Это был Вервей. Марсиаль Гор не удивился встрече, поскольку знал, что его старый приятель живет в этом квартале, что он не утратил своих смутьянских замашек и что такого рода демонстрации были для него, как ночью свет лампы для мошкары.
Марсиаль холодно пожал ему руку. После затяжной ссоры, на многие годы потеряв друг друга из виду, они встретились вновь всего несколько лет назад. Тогда он нехотя согласился на примирение, не видя в нем никакого смысла.
– Почему ты это не снимаешь? Получилась бы прекрасная иллюстрация нравов нашей эпохи.
Речь шла о трех или четырех невезучих студентах, которых полицейские запихивали в свой фургон.
– Это не представляет никакого интереса, – раздраженно ответил Гор. – Бесполезно тратить пленку.
– И к тому же у тебя могли бы возникнуть неприятности с властями, – продолжал Вервей в том же саркастическом тоне. – Он, конечно же, был бы не в восторге от публикации фотографий, показывающих, как действуют его подручные. Он уже взялся за детей, дерьмо этакое!
– Кто – он? – равнодушно спросил Марсиаль.

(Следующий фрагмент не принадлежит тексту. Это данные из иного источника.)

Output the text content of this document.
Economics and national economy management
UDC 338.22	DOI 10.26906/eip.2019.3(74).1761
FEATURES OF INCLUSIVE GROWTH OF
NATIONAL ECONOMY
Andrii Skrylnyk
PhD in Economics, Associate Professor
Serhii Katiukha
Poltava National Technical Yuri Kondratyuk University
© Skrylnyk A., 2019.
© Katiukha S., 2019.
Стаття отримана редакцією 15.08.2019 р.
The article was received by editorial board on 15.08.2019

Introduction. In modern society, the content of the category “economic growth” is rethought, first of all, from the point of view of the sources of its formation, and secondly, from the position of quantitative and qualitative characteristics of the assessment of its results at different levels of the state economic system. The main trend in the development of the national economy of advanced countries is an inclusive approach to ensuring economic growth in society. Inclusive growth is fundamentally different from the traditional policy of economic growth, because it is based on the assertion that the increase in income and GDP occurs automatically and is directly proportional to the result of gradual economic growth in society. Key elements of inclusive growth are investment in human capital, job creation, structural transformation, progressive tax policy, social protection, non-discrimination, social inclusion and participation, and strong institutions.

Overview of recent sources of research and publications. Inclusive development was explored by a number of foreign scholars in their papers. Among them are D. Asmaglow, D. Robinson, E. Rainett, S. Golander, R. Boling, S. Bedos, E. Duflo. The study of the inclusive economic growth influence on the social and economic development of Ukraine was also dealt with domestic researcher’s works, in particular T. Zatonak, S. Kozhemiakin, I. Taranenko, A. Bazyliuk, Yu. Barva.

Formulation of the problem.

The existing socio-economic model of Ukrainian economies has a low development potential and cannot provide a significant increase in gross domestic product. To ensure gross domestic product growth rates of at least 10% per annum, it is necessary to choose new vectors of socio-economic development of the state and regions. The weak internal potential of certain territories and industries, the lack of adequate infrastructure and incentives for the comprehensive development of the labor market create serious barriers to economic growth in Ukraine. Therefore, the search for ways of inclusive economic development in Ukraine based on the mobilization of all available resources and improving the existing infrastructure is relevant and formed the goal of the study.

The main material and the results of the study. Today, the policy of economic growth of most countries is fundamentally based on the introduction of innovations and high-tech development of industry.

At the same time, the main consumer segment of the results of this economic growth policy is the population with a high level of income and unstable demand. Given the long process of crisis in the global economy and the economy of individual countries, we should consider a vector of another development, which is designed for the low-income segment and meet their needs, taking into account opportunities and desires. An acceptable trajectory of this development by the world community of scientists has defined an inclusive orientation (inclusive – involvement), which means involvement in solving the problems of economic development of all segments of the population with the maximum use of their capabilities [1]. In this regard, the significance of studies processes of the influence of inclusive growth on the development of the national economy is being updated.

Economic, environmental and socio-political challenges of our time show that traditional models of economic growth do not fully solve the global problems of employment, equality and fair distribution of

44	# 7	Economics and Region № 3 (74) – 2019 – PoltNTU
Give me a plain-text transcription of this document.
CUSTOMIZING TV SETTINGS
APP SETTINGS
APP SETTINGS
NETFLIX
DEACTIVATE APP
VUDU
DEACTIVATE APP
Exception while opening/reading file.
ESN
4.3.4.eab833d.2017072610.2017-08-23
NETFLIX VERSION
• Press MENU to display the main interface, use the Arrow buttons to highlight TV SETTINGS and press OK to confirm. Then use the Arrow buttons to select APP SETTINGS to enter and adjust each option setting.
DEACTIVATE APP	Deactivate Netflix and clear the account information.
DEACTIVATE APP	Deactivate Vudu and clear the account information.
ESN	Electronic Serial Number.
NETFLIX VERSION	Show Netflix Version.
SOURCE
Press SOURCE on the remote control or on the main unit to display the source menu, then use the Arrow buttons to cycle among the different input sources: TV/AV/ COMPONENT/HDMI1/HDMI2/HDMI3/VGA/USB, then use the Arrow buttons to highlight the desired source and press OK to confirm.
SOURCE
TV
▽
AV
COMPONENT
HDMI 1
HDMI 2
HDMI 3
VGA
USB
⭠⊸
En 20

– Ты что, смеешься надо мной?
Понадобилось это недоуменное восклицание, чтобы фотограф наконец осознал, что манифестация была направлена против главы государства. Вервей, активист из крайне правых, был ярым противником Пьера Маларша. Он, с его злобным, как хорошо помнил Марсиаль, характером, наверное, принадлежал к числу тех, кому сама мысль о женитьбе президента мешала спокойно спать. Следующее высказывание Вервея подтвердило эту догадку.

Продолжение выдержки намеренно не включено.